When they do this, they change their shapes in relatively minor but functionally important ways. For example, a loop of polypeptide at the edge of the protein may change its orientation in order to bind better, or to shield an enzyme substrate from water. A particularly important example is that as far as we can tell, every enzyme changes its structure slightly when it binds to its substrate: this is often called the induced fit (or conformational selection) model.
The significance of this example is that if we want to find inhibitors or allosteric modulators of enzymes, it is often the case that the most selective such molecules (and thus the best pharmaceutical drug targets) turn out to be those that bind not to the "relaxed" conformation of the enzyme but to the activated state.
The problem is that it is often not easy to identify what these states look like. The normal ways for determining the structure of a protein are X-ray crystallography, or recently the AI program AlphaFold, which is designed to predict structures that are very close to the crystal structures, and does it very well. Both of these will typically find the relaxed state, but are less good at identifying activated states.
This means that for many proteins, we know what the relaxed state looks like, but we have almost no idea how many other alternative states there are, or what they look like.
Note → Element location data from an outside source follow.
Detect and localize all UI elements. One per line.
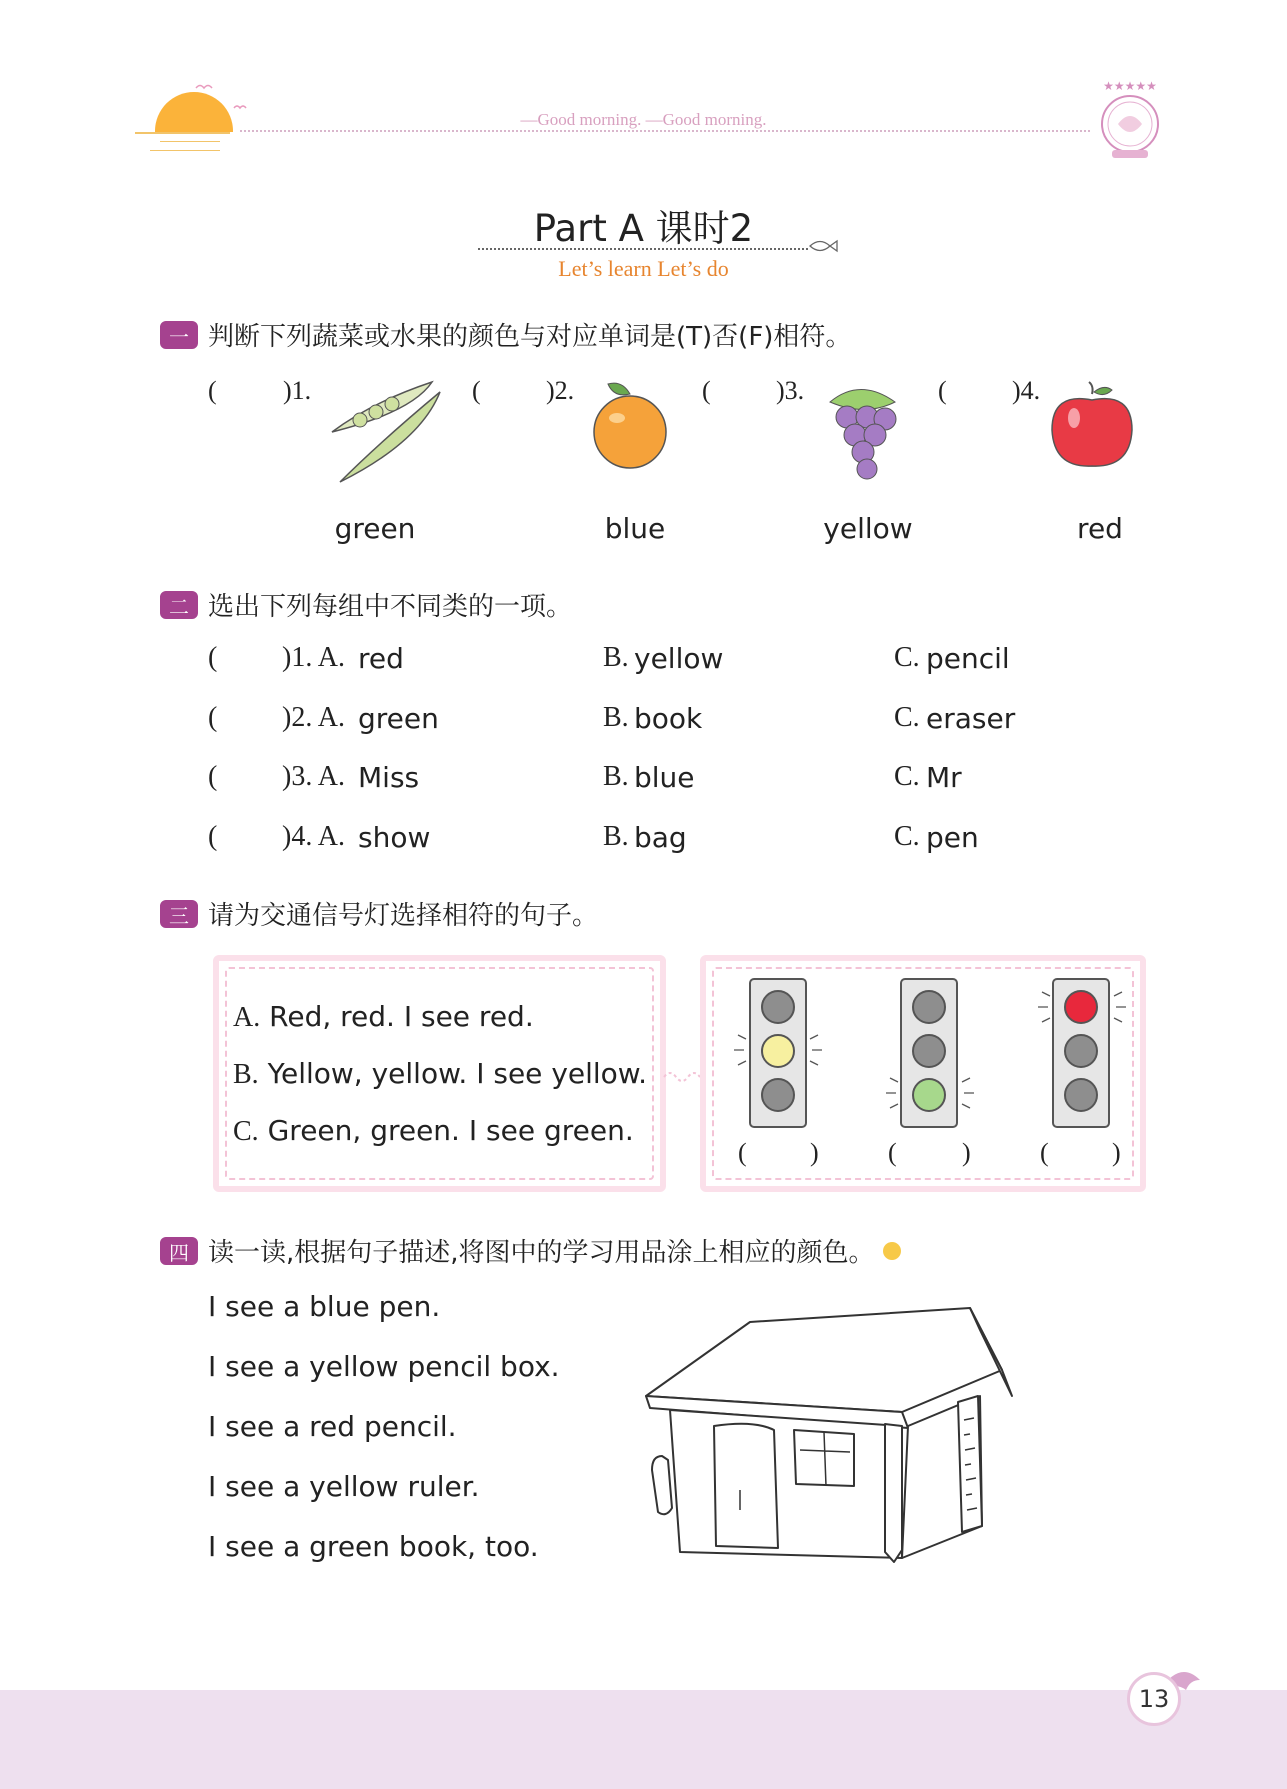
sun-line xyxy=(135,132,230,134)
answer-paren-close: ) xyxy=(962,1138,971,1167)
section-1-heading xyxy=(160,316,851,353)
header-dotted-line xyxy=(240,130,1090,132)
pea-pod-icon xyxy=(320,372,445,487)
brand-logo-icon xyxy=(1090,78,1170,164)
section-4-instruction: 读一读,根据句子描述,将图中的学习用品涂上相应的颜色。 xyxy=(208,1238,875,1268)
section-2-instruction: 选出下列每组中不同类的一项。 xyxy=(208,592,573,622)
glow-lines xyxy=(1034,982,1130,1032)
item-1-number: )1. xyxy=(283,376,312,405)
sentence-a: A. Red, red. I see red. xyxy=(233,1000,534,1033)
section-4-badge: 四 xyxy=(160,1237,198,1265)
stationery-house-icon xyxy=(640,1300,1040,1570)
orange-icon xyxy=(585,372,675,472)
header-greeting: —Good morning. —Good morning. xyxy=(520,110,767,129)
answer-paren-close: ) xyxy=(810,1138,819,1167)
sentence-b: B. Yellow, yellow. I see yellow. xyxy=(233,1057,648,1090)
item-3-word: yellow xyxy=(823,512,913,545)
page-title: Part A 课时2 xyxy=(533,207,754,250)
section-1-instruction: 判断下列蔬菜或水果的颜色与对应单词是(T)否(F)相符。 xyxy=(208,322,852,352)
answer-paren-open: ( xyxy=(702,376,711,405)
sentence-line: I see a red pencil. xyxy=(208,1410,457,1443)
choice-row: ( )3. A. Miss B. blue C. Mr xyxy=(208,761,962,794)
section-3-badge: 三 xyxy=(160,900,198,928)
grapes-icon xyxy=(815,372,910,487)
choice-row: ( )2. A. green B. book C. eraser xyxy=(208,702,1016,735)
page-subtitle: Let’s learn Let’s do xyxy=(558,256,729,281)
item-2-word: blue xyxy=(604,512,666,545)
sun-line xyxy=(150,150,220,151)
title-underline xyxy=(478,248,808,250)
answer-paren-open: ( xyxy=(208,376,217,405)
item-3-number: )3. xyxy=(776,376,805,405)
svg-text:★★★★★: ★★★★★ xyxy=(1103,79,1157,93)
sun-line xyxy=(160,141,220,142)
section-3-instruction: 请为交通信号灯选择相符的句子。 xyxy=(208,901,599,931)
fish-icon xyxy=(808,236,840,256)
lightbulb-icon xyxy=(883,1242,901,1260)
answer-paren-open: ( xyxy=(938,376,947,405)
answer-paren-open: ( xyxy=(738,1138,747,1167)
sentence-c: C. Green, green. I see green. xyxy=(233,1114,634,1147)
item-1-word: green xyxy=(334,512,416,545)
sentence-line: I see a yellow pencil box. xyxy=(208,1350,560,1383)
choice-row: ( )1. A. red B. yellow C. pencil xyxy=(208,642,1010,675)
glow-lines xyxy=(882,1068,978,1118)
glow-lines xyxy=(730,1025,826,1075)
section-4-heading xyxy=(160,1232,901,1269)
sentence-line: I see a green book, too. xyxy=(208,1530,539,1563)
section-1-badge: 一 xyxy=(160,321,198,349)
section-2-badge: 二 xyxy=(160,591,198,619)
apple-icon xyxy=(1048,380,1138,470)
choice-row: ( )4. A. show B. bag C. pen xyxy=(208,821,979,854)
sentence-line: I see a yellow ruler. xyxy=(208,1470,480,1503)
section-3-heading xyxy=(160,895,598,932)
answer-paren-close: ) xyxy=(1112,1138,1121,1167)
item-2-number: )2. xyxy=(546,376,575,405)
item-4-word: red xyxy=(1077,512,1123,545)
answer-paren-open: ( xyxy=(888,1138,897,1167)
answer-paren-open: ( xyxy=(1040,1138,1049,1167)
footer-band xyxy=(0,1690,1287,1789)
item-4-number: )4. xyxy=(1012,376,1041,405)
page-number: 13 xyxy=(1127,1672,1181,1726)
sentence-line: I see a blue pen. xyxy=(208,1290,441,1323)
section-2-heading xyxy=(160,586,572,623)
answer-paren-open: ( xyxy=(472,376,481,405)
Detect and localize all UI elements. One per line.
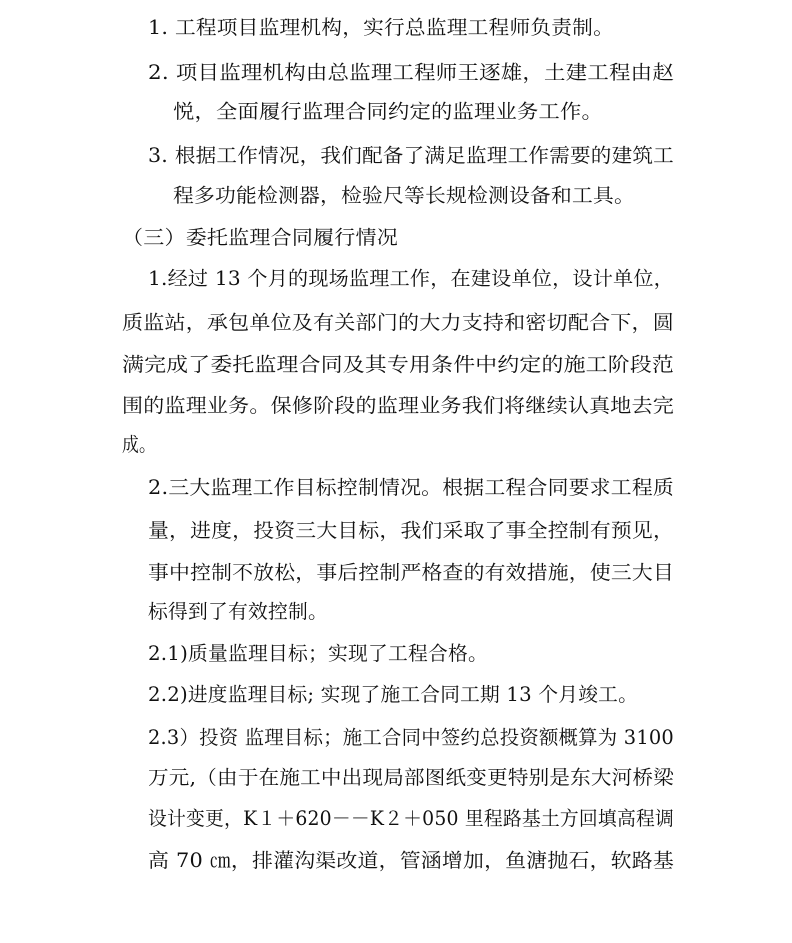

This proposal uses an alternative method, namely NMR. NMR is the little brother of crystallography: it is slower and typically less accurate.
However, it has two big advantages: it operates in solution (not in the crystal); and what you see in NMR is what is there, as an average. So if we can tease out the constituent structures from the averaged NMR data, we can work out what conformations are present, and therefore start to target them.
This proposal sets out to do this. The novelty in the proposal comes from two directions. First, we avoid a lot of the most tedious and time-consuming parts of NMR structure calculation by starting with the AlphaFold prediction.
Second, we propose a different way of comparing structures to experimental data, which gets round most of the technical difficulties in previous methods, and is called the NOE R factor in this proposal. It is a better method than current approaches because it provides much stronger discrimination between right and wrong structures.
We have selected four proteins for study, which are all known to have alternative structures of different kinds. We propose to develop a semi-automatic pipeline for analysis, with minimal user intervention, which produces a detailed list of the structures present in solution. The most exciting aspect of the proposal is that there is currently no protein for which we can confidently say that we know what conformations it can adopt, or even how many different structures exist.
This proposal will generate this information for four proteins, and thus for the first time allow us to start making some general rules about what conformations may be present for any protein, and in what proportions. We expect that this will encourage the design of novel inhibitors and allosteric effectors that bind to activated states.